The new life we receive in the sacraments flourishes when we follow the Good Shepherd, live in His love and love one another as He has loved us. Indeed, the sacraments give us the grace to do so. Pope Benedict XVI taught that “when we love, we are fulfilling our deepest need and becoming most fully ourselves, most fully human. Loving is what we are programmed to do, what we were designed for by our Creator.” This is what it means to be truly alive. It is at the very heart of Jesus’ moral teaching: loving God and our neighbor, imitating the Good Shepherd who laid down His life in loving sacrifice for us and serving Him in our brothers and sisters. This is what the holy Eucharist, the sacrament of Christ’s love unto the end, nourishes us to do, as it nourished all the saints of the Church. When we live in this way, we find life in abundance, and, in doing so, we are building a culture of life and civilization of love.

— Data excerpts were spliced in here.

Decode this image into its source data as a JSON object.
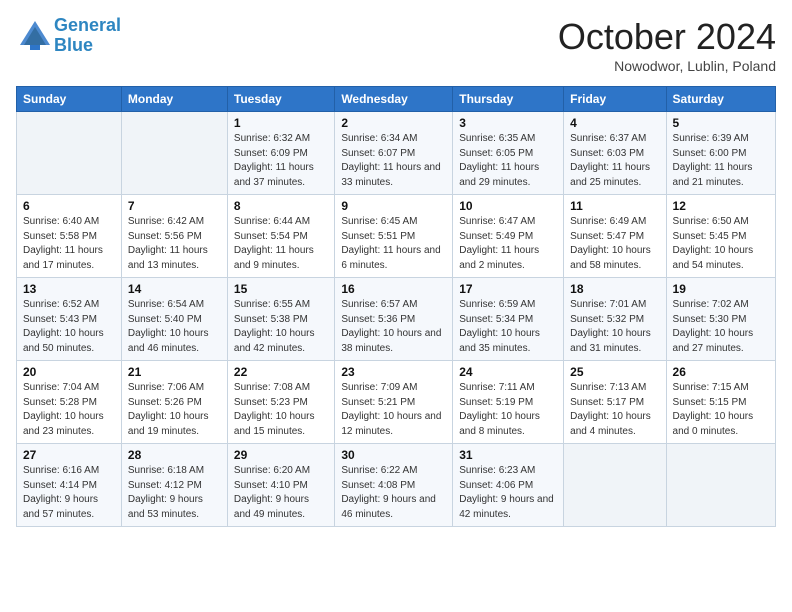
{
  "header": {
    "logo_line1": "General",
    "logo_line2": "Blue",
    "month": "October 2024",
    "location": "Nowodwor, Lublin, Poland"
  },
  "days_of_week": [
    "Sunday",
    "Monday",
    "Tuesday",
    "Wednesday",
    "Thursday",
    "Friday",
    "Saturday"
  ],
  "weeks": [
    [
      {
        "day": "",
        "sunrise": "",
        "sunset": "",
        "daylight": ""
      },
      {
        "day": "",
        "sunrise": "",
        "sunset": "",
        "daylight": ""
      },
      {
        "day": "1",
        "sunrise": "Sunrise: 6:32 AM",
        "sunset": "Sunset: 6:09 PM",
        "daylight": "Daylight: 11 hours and 37 minutes."
      },
      {
        "day": "2",
        "sunrise": "Sunrise: 6:34 AM",
        "sunset": "Sunset: 6:07 PM",
        "daylight": "Daylight: 11 hours and 33 minutes."
      },
      {
        "day": "3",
        "sunrise": "Sunrise: 6:35 AM",
        "sunset": "Sunset: 6:05 PM",
        "daylight": "Daylight: 11 hours and 29 minutes."
      },
      {
        "day": "4",
        "sunrise": "Sunrise: 6:37 AM",
        "sunset": "Sunset: 6:03 PM",
        "daylight": "Daylight: 11 hours and 25 minutes."
      },
      {
        "day": "5",
        "sunrise": "Sunrise: 6:39 AM",
        "sunset": "Sunset: 6:00 PM",
        "daylight": "Daylight: 11 hours and 21 minutes."
      }
    ],
    [
      {
        "day": "6",
        "sunrise": "Sunrise: 6:40 AM",
        "sunset": "Sunset: 5:58 PM",
        "daylight": "Daylight: 11 hours and 17 minutes."
      },
      {
        "day": "7",
        "sunrise": "Sunrise: 6:42 AM",
        "sunset": "Sunset: 5:56 PM",
        "daylight": "Daylight: 11 hours and 13 minutes."
      },
      {
        "day": "8",
        "sunrise": "Sunrise: 6:44 AM",
        "sunset": "Sunset: 5:54 PM",
        "daylight": "Daylight: 11 hours and 9 minutes."
      },
      {
        "day": "9",
        "sunrise": "Sunrise: 6:45 AM",
        "sunset": "Sunset: 5:51 PM",
        "daylight": "Daylight: 11 hours and 6 minutes."
      },
      {
        "day": "10",
        "sunrise": "Sunrise: 6:47 AM",
        "sunset": "Sunset: 5:49 PM",
        "daylight": "Daylight: 11 hours and 2 minutes."
      },
      {
        "day": "11",
        "sunrise": "Sunrise: 6:49 AM",
        "sunset": "Sunset: 5:47 PM",
        "daylight": "Daylight: 10 hours and 58 minutes."
      },
      {
        "day": "12",
        "sunrise": "Sunrise: 6:50 AM",
        "sunset": "Sunset: 5:45 PM",
        "daylight": "Daylight: 10 hours and 54 minutes."
      }
    ],
    [
      {
        "day": "13",
        "sunrise": "Sunrise: 6:52 AM",
        "sunset": "Sunset: 5:43 PM",
        "daylight": "Daylight: 10 hours and 50 minutes."
      },
      {
        "day": "14",
        "sunrise": "Sunrise: 6:54 AM",
        "sunset": "Sunset: 5:40 PM",
        "daylight": "Daylight: 10 hours and 46 minutes."
      },
      {
        "day": "15",
        "sunrise": "Sunrise: 6:55 AM",
        "sunset": "Sunset: 5:38 PM",
        "daylight": "Daylight: 10 hours and 42 minutes."
      },
      {
        "day": "16",
        "sunrise": "Sunrise: 6:57 AM",
        "sunset": "Sunset: 5:36 PM",
        "daylight": "Daylight: 10 hours and 38 minutes."
      },
      {
        "day": "17",
        "sunrise": "Sunrise: 6:59 AM",
        "sunset": "Sunset: 5:34 PM",
        "daylight": "Daylight: 10 hours and 35 minutes."
      },
      {
        "day": "18",
        "sunrise": "Sunrise: 7:01 AM",
        "sunset": "Sunset: 5:32 PM",
        "daylight": "Daylight: 10 hours and 31 minutes."
      },
      {
        "day": "19",
        "sunrise": "Sunrise: 7:02 AM",
        "sunset": "Sunset: 5:30 PM",
        "daylight": "Daylight: 10 hours and 27 minutes."
      }
    ],
    [
      {
        "day": "20",
        "sunrise": "Sunrise: 7:04 AM",
        "sunset": "Sunset: 5:28 PM",
        "daylight": "Daylight: 10 hours and 23 minutes."
      },
      {
        "day": "21",
        "sunrise": "Sunrise: 7:06 AM",
        "sunset": "Sunset: 5:26 PM",
        "daylight": "Daylight: 10 hours and 19 minutes."
      },
      {
        "day": "22",
        "sunrise": "Sunrise: 7:08 AM",
        "sunset": "Sunset: 5:23 PM",
        "daylight": "Daylight: 10 hours and 15 minutes."
      },
      {
        "day": "23",
        "sunrise": "Sunrise: 7:09 AM",
        "sunset": "Sunset: 5:21 PM",
        "daylight": "Daylight: 10 hours and 12 minutes."
      },
      {
        "day": "24",
        "sunrise": "Sunrise: 7:11 AM",
        "sunset": "Sunset: 5:19 PM",
        "daylight": "Daylight: 10 hours and 8 minutes."
      },
      {
        "day": "25",
        "sunrise": "Sunrise: 7:13 AM",
        "sunset": "Sunset: 5:17 PM",
        "daylight": "Daylight: 10 hours and 4 minutes."
      },
      {
        "day": "26",
        "sunrise": "Sunrise: 7:15 AM",
        "sunset": "Sunset: 5:15 PM",
        "daylight": "Daylight: 10 hours and 0 minutes."
      }
    ],
    [
      {
        "day": "27",
        "sunrise": "Sunrise: 6:16 AM",
        "sunset": "Sunset: 4:14 PM",
        "daylight": "Daylight: 9 hours and 57 minutes."
      },
      {
        "day": "28",
        "sunrise": "Sunrise: 6:18 AM",
        "sunset": "Sunset: 4:12 PM",
        "daylight": "Daylight: 9 hours and 53 minutes."
      },
      {
        "day": "29",
        "sunrise": "Sunrise: 6:20 AM",
        "sunset": "Sunset: 4:10 PM",
        "daylight": "Daylight: 9 hours and 49 minutes."
      },
      {
        "day": "30",
        "sunrise": "Sunrise: 6:22 AM",
        "sunset": "Sunset: 4:08 PM",
        "daylight": "Daylight: 9 hours and 46 minutes."
      },
      {
        "day": "31",
        "sunrise": "Sunrise: 6:23 AM",
        "sunset": "Sunset: 4:06 PM",
        "daylight": "Daylight: 9 hours and 42 minutes."
      },
      {
        "day": "",
        "sunrise": "",
        "sunset": "",
        "daylight": ""
      },
      {
        "day": "",
        "sunrise": "",
        "sunset": "",
        "daylight": ""
      }
    ]
  ]
}
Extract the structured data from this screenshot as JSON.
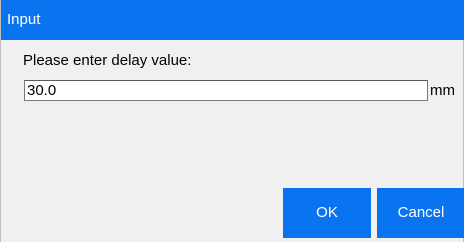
{
  "dialog": {
    "title": "Input",
    "prompt": "Please enter delay value:",
    "value": "30.0",
    "unit": "mm",
    "ok_label": "OK",
    "cancel_label": "Cancel"
  },
  "colors": {
    "accent": "#0a74f0",
    "background": "#f0f0f0"
  }
}
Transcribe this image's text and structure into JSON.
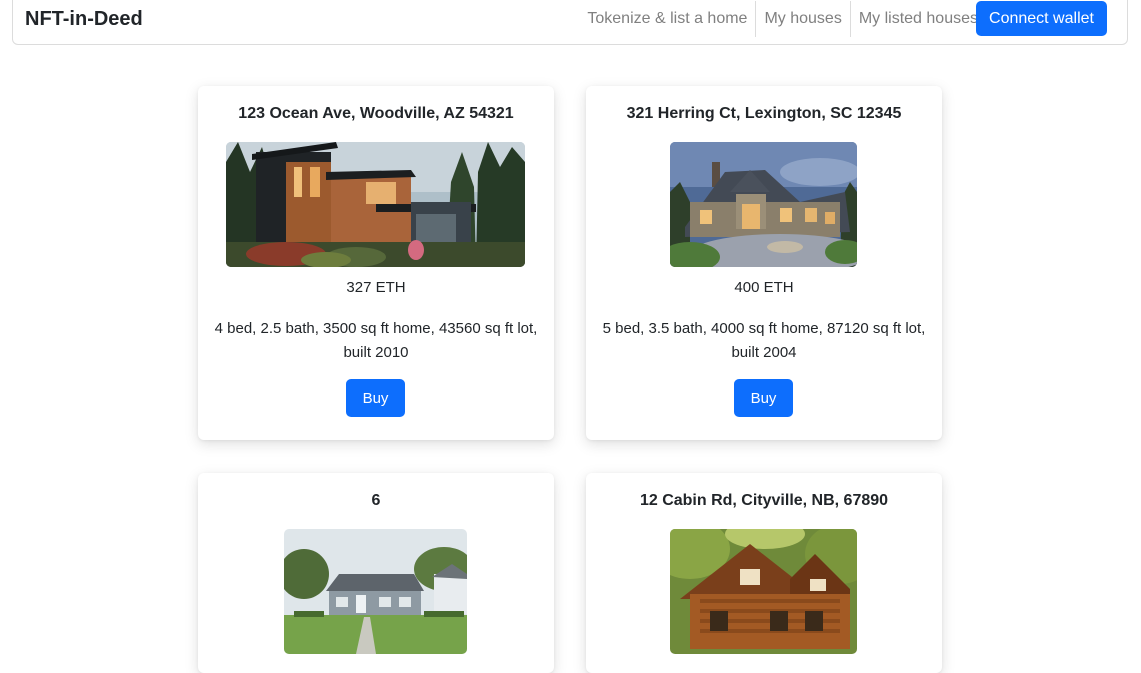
{
  "navbar": {
    "brand": "NFT-in-Deed",
    "links": [
      "Tokenize & list a home",
      "My houses",
      "My listed houses"
    ],
    "connect_label": "Connect wallet"
  },
  "listings": [
    {
      "address": "123 Ocean Ave, Woodville, AZ 54321",
      "price": "327 ETH",
      "description": "4 bed, 2.5 bath, 3500 sq ft home, 43560 sq ft lot, built 2010",
      "buy_label": "Buy",
      "image": "modern-wood-house-photo"
    },
    {
      "address": "321 Herring Ct, Lexington, SC 12345",
      "price": "400 ETH",
      "description": "5 bed, 3.5 bath, 4000 sq ft home, 87120 sq ft lot, built 2004",
      "buy_label": "Buy",
      "image": "stone-manor-house-photo"
    },
    {
      "address": "6",
      "image": "small-gray-house-photo"
    },
    {
      "address": "12 Cabin Rd, Cityville, NB, 67890",
      "image": "log-cabin-photo"
    }
  ]
}
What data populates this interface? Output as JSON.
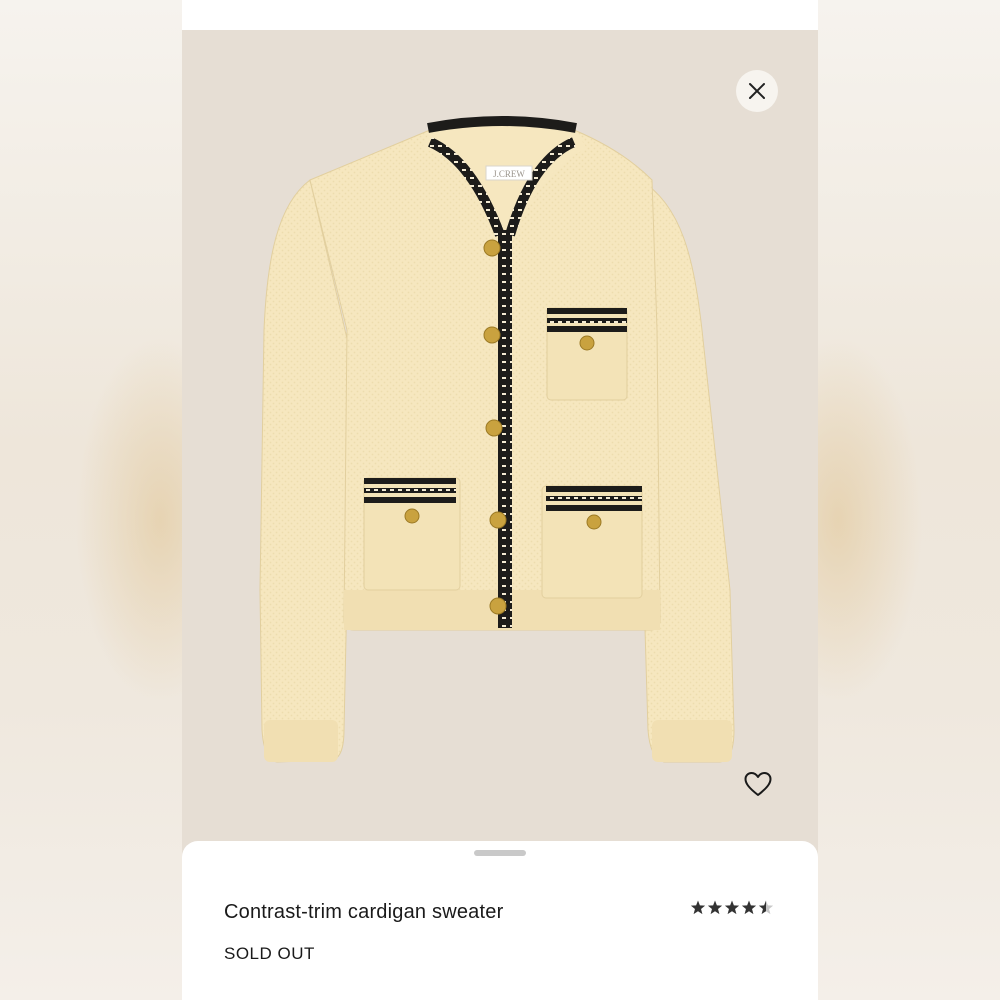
{
  "product": {
    "title": "Contrast-trim cardigan sweater",
    "stock_status": "SOLD OUT",
    "brand_label": "J.CREW",
    "rating_stars": 4.5,
    "rating_max": 5
  },
  "icons": {
    "close": "close-icon",
    "favorite": "heart-outline-icon",
    "star": "star-icon"
  },
  "colors": {
    "sheet_bg": "#ffffff",
    "image_bg": "#e6ded4",
    "sweater": "#f6e7bf",
    "trim": "#1d1c1a",
    "buttons": "#c9a23f",
    "text": "#1a1a1a"
  }
}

One of our most recently canonized saints, the young adult, Pier Giorgio Frassati, who died in 1925 at the age of 24, famously said these words: “I want to live and not simply exist!” Those words express something we all experience deep in our hearts. St. Pier Giorgio found this life he was yearning for in Jesus and in His Body, the Church. On a photograph of him while mountain-climbing, Pier Giorgio wrote a friend, “Verso l’alto” which means “to the heights.” This young saint was an avid mountain climber, but he wasn’t referring merely to his physical climbing to reach the top of the mountain when he wrote “Verso l’alto.” He was referring to spiritual climbing to reach the summit of eternal life with Christ. His words are a call to rise above worldly apathy, setting one’s sights on Christ and pursuing holiness.

St. Pier Giorgio and all the saints you have chosen as your confirmation names set their sights on eternal life with Christ. They lived their lives in Christ, strengthened by the sacraments. They were not satisfied to live lives of mediocrity. They lived lives of faith, hope and charity with their eyes fixed on eternal life. This is what God created us for: to be with Him forever.

May the Blessed Virgin Mary and all the saints help us with their prayers to grow in holiness, that we might have life and have it more abundantly by following Jesus, the shepherd and guardian of our souls!